Factors such as climate change, population growth and a changing diet are posing a growing threat to global food supplies. The University is at the forefront of research to tackle this complex challenge and our work is contributing to international policy on food security.
Southampton has been leading research into agri-environmental management for over three decades, influencing farming in the UK and the rest of the world. With growing recognition of the need to secure food alongside the other important services required from the world's ecosystems, our research is influential in helping countries worldwide to manage their natural resources.
The latest research includes a multi-million pound project working with poor communities in Colombia and Malawi. The project aims to help people make decisions that will enable them to sustain food production for good nutrition and wellbeing, in ways that won't destroy the valuable ecosystem services provided by the Amazon and African forests.
Other studies, which are helping to inform the bigger picture, include looking at ways to reduce damage to crops caused by pests, without the use of harmful chemicals. Scientists are also developing the use of a wider variety of food plants. The aim is to reduce the risks inherent in relying on the small number of plants that currently provide the bulk of the world's food supplies, which could increase the resilience to future climate and environmental change.

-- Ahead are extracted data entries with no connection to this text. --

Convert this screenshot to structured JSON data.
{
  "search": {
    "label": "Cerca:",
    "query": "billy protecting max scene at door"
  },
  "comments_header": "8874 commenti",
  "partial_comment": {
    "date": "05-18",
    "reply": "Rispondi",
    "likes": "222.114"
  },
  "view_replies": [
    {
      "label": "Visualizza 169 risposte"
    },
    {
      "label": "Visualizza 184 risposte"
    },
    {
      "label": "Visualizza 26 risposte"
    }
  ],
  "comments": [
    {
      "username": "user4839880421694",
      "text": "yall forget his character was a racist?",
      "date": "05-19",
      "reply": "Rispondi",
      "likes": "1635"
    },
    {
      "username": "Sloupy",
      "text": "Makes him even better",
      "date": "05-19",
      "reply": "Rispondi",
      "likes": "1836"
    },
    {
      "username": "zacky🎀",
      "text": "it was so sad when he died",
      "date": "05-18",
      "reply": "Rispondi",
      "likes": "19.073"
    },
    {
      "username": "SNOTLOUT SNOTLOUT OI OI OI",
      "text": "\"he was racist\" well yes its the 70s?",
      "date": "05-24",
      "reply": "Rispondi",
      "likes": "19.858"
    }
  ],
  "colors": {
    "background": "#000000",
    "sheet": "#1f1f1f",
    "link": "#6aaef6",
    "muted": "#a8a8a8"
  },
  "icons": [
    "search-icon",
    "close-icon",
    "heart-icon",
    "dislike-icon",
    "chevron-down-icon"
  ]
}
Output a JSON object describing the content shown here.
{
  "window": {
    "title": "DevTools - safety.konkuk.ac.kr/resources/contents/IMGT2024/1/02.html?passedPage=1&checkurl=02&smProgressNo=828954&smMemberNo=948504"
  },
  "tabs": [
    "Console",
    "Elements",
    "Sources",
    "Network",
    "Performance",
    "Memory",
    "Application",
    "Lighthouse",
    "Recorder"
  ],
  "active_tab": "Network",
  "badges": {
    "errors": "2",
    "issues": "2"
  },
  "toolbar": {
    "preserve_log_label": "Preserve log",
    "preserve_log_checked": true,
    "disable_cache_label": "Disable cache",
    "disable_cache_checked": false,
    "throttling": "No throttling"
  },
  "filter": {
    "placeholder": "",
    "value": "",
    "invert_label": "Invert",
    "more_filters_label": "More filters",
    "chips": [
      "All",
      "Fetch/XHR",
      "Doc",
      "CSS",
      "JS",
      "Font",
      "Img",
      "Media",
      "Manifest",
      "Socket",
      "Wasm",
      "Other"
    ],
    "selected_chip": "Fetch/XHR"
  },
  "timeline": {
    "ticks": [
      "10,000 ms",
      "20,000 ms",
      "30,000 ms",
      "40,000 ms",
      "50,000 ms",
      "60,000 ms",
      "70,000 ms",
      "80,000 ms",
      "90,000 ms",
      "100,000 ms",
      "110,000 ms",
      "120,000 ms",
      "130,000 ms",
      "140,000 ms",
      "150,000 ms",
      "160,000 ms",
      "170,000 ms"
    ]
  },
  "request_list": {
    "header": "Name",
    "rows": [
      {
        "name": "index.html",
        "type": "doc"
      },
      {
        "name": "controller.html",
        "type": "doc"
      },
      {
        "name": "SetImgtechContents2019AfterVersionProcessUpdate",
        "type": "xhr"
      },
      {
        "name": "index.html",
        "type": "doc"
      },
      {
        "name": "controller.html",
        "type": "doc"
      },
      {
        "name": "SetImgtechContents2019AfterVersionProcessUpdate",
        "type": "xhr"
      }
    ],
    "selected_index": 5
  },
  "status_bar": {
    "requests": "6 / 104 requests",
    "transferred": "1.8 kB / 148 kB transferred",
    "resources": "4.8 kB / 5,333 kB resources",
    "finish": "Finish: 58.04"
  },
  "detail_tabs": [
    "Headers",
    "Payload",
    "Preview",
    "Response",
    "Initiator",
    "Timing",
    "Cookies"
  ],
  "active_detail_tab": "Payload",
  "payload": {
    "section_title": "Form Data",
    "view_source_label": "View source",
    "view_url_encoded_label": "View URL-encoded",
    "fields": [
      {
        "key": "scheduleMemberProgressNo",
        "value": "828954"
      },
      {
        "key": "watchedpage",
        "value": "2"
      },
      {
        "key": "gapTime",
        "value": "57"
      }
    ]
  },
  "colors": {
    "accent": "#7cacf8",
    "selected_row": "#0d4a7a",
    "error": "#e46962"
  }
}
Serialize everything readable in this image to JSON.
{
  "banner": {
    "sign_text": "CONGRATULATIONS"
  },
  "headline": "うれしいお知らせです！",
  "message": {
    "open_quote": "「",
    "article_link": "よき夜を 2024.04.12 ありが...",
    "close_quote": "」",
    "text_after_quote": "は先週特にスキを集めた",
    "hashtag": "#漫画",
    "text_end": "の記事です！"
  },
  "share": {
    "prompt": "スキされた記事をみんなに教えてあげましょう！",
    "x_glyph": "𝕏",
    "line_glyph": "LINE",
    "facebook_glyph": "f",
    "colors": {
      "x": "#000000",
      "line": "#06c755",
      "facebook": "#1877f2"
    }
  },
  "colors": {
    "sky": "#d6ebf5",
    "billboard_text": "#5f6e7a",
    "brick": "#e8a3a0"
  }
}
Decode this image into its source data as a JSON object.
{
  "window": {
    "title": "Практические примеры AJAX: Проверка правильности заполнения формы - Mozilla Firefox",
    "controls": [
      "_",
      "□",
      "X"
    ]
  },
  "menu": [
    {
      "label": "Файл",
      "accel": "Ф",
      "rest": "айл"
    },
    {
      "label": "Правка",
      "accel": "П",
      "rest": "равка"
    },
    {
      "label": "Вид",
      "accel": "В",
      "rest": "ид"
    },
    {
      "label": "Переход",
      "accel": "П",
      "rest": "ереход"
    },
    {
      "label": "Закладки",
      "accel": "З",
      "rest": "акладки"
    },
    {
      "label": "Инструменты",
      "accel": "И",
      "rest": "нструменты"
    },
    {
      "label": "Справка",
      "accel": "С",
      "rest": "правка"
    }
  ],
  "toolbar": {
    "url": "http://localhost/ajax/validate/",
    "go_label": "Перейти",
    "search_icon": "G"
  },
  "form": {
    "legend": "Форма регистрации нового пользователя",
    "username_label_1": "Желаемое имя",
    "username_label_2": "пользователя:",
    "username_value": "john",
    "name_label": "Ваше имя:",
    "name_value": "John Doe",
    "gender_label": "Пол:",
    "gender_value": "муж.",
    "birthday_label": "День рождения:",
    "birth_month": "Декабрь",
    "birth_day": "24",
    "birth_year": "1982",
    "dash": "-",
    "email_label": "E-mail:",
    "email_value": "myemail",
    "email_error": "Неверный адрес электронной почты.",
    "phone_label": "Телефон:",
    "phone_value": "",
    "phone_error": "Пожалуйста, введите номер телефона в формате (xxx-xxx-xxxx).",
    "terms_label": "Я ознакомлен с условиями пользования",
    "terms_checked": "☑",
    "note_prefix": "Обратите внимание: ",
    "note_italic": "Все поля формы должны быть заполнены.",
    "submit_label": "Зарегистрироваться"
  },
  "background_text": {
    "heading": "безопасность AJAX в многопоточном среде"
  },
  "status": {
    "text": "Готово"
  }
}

Our research has a direct link to international policy development. For example, the University's GeoData Institute is working with the United Nations Food and Agriculture Organization on projects that are contributing to policies on food security in sub-Saharan Africa and Libya.
Guy Poppy, Professor of Ecology and Director of the University's multidisciplinary research strategy, says: "With a complex problem like food security it's essential that we take a broad approach, right across the social and natural sciences. At Southampton we are working with scientists and policymakers to tackle the issue from all sides."